Análisis

P. Pedro Rentería: “Monseñor Walter, mi Vicario”

Querido monseñor Walter:

Ya queda menos… me dijiste unos días antes del pasado Jueves Santo en que Dios te llamó para acogerte en sus brazos amorosos. Comprendí que tenías ya idea clara del desenlace que, intuías, estaba a punto de suceder. Creo que fuiste consciente desde hace meses.

Me parece que los enfermos terminales poseen un sexto sentido especial que, más allá de los diagnósticos médicos, les va indicando la ruta -a veces dolorosa, a veces serena- que están obligados a transitar.

El pasado día sábado, después de las Exequias con que te despedimos y en la sacristía de la Catedral de Sucre, el padre Juan Miranda, buen amigo, me recordó algo anecdótico que siempre fue comentado en las reuniones de nuestro clero capitalino. Y es que, dado que durante bastante tiempo fuiste un apoyo eficaz en las Eucaristías a celebrar en la Capilla de nuestra Patrona, Virgen de Guadalupe -de la que estaba yo encargado- te convertiste en mi Vicario ayudante.

Recuerdo tu sonrisa, tan cercana y cariñosa, cuando, no sin cierta prevención, me atrevía a llamarte de esa manera: Monseñor, mi Vicario, le parece que en la Misa de mañana…

Tus homilías me impresionaban. Con un lenguaje directo, sin componendas, eras capaz de describir con detalle muchas de las situaciones que vivimos hoy. Desde los prejuicios entre generaciones hasta la corrupción reinante.

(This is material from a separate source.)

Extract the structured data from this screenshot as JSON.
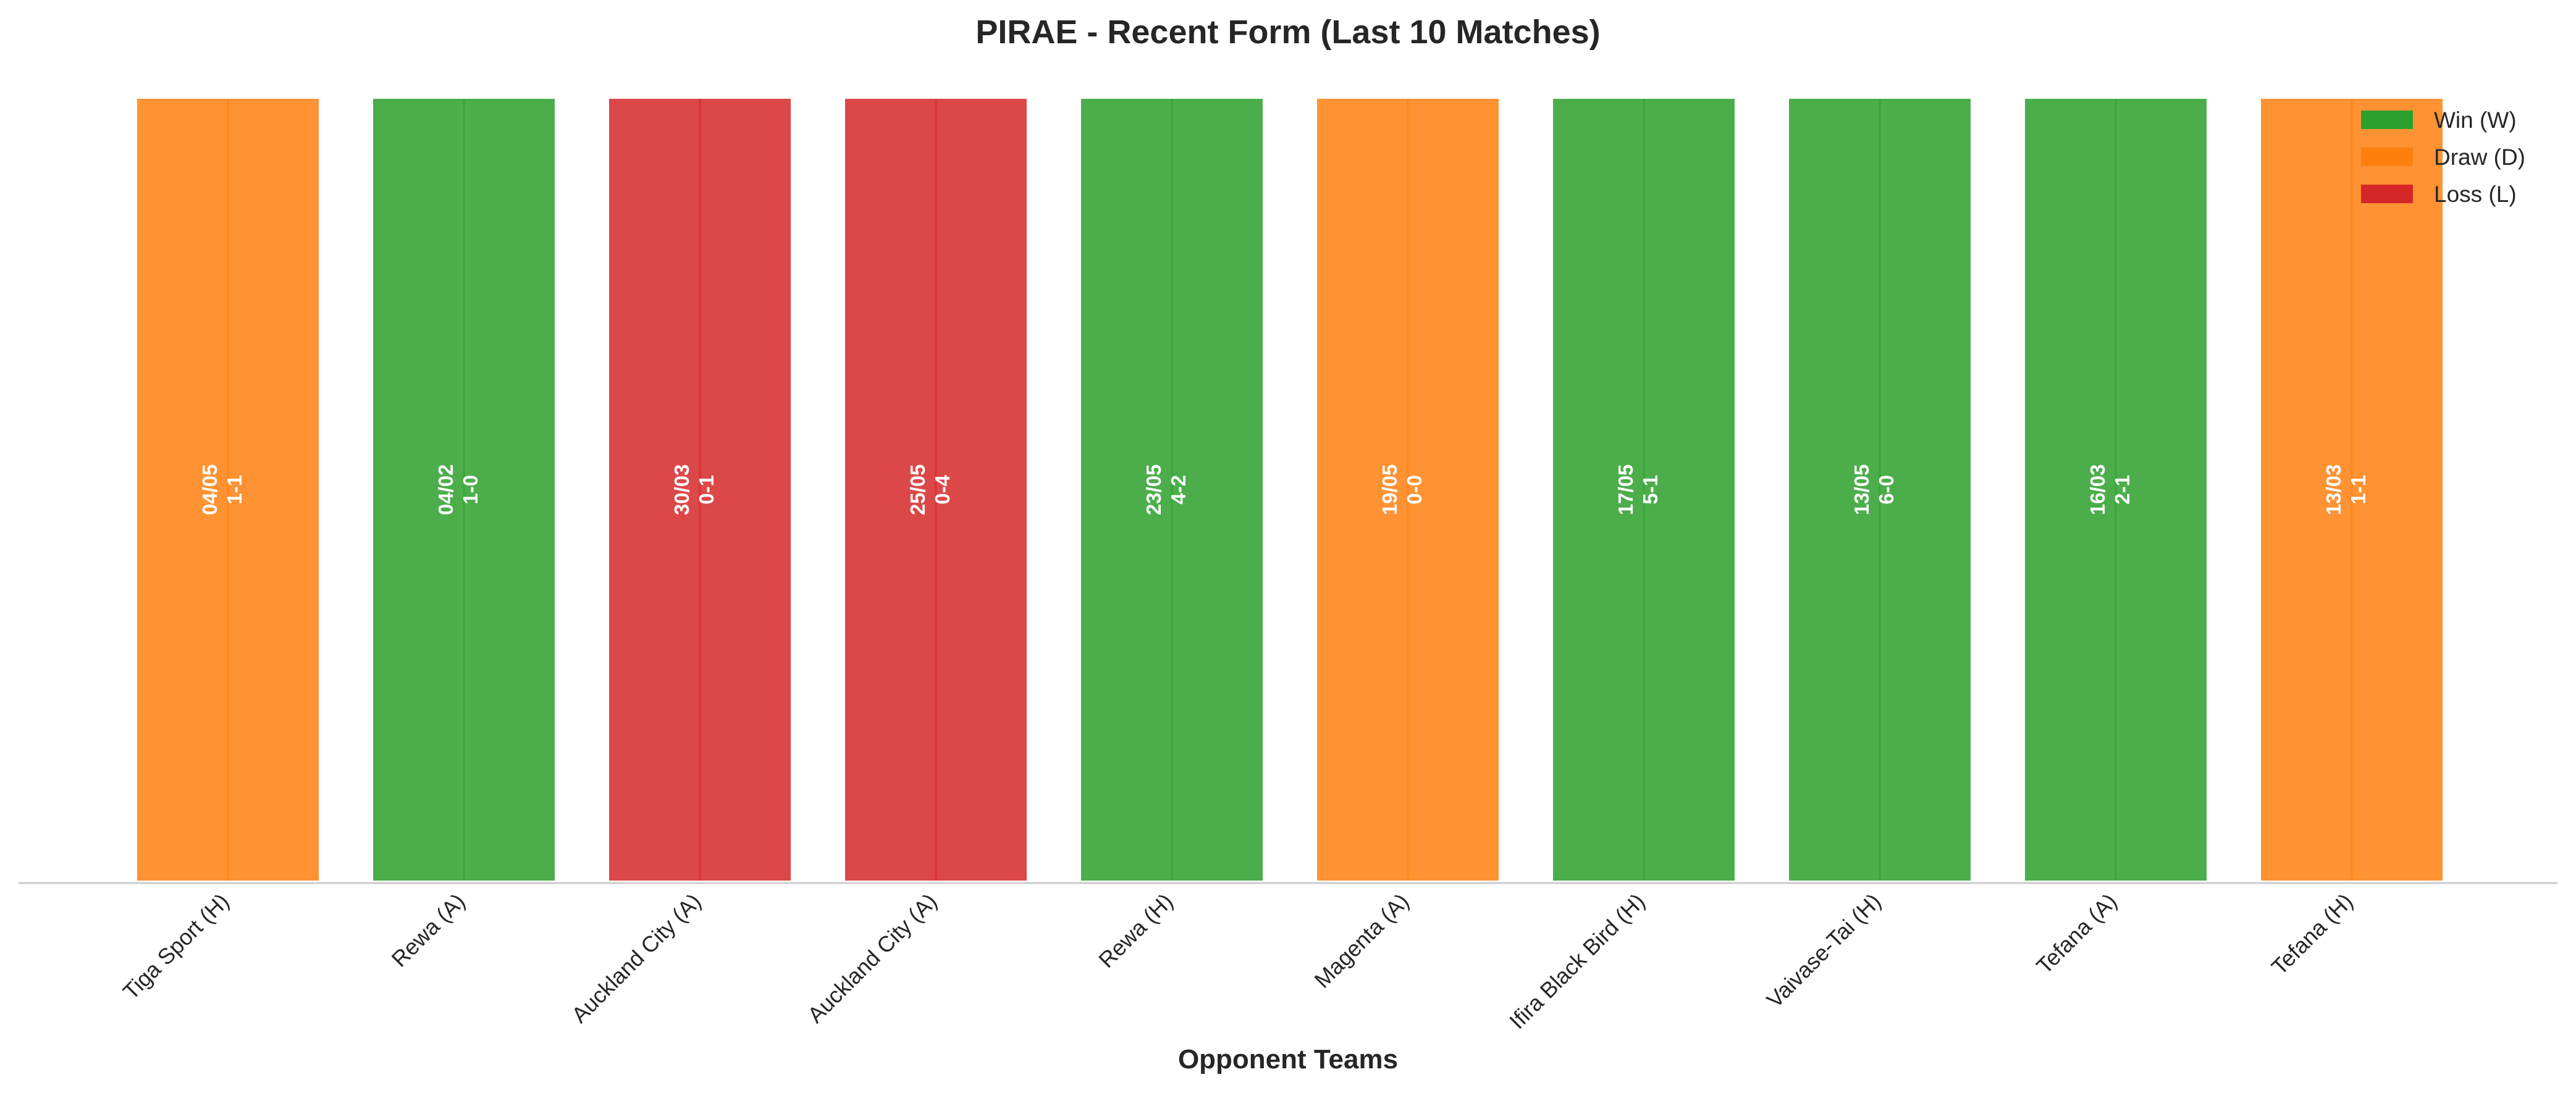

Desde las divisiones que asolan nuestro país hasta las deformaciones educativas que maltrechan a nuestros adolescentes y jóvenes.

Con la crítica constructiva de un buen pastor, supiste iluminar en el crisol de la Palabra de Dios tantas y tantas vivencias que marcan nuestro presente y nos lanzan a un futuro, en ocasiones, precario y desesperanzador.

Es cierto lo que comentó en las Exequias Mons. Centellas: tu diálogo con todos fue chispeante, repleto de ejemplos bien trabados. Palabras cálidas aderezadas, insisto, con una sonrisa de niño… del hombre curtido en mil batallas, como se dice, que acampa sin miedo en la auténtica infancia. En esa en la que uno está más cerca de Dios, tanto como para recuperar emociones puras, inocentes. Poseedor ya de los mil significados buscados, a veces entre sombras, en los pasajes frecuentados durante toda una vida.

Confesarme contigo era bálsamo para la conciencia y jamás, jamás, dejaste de quitar importancia a mis cosas feas y llevarme con ellas a la misericordia del Padre.

Querido monseñor, entraste en mi vida, así “como si ná…”. Apenas conocía tu historia, tu camino. Y te fuiste en silencio. Porque ya quedaba menos…

Ah, por cierto, sin querer escribí no con el usted, sino con el tú, tan español. Sé que me disculpas. Pequeña irreverencia que me permites, obispo bueno. Y es que contigo me unió una breve, pero dulce confianza.

Adiós monseñor y mi Vicario. Hasta siempre.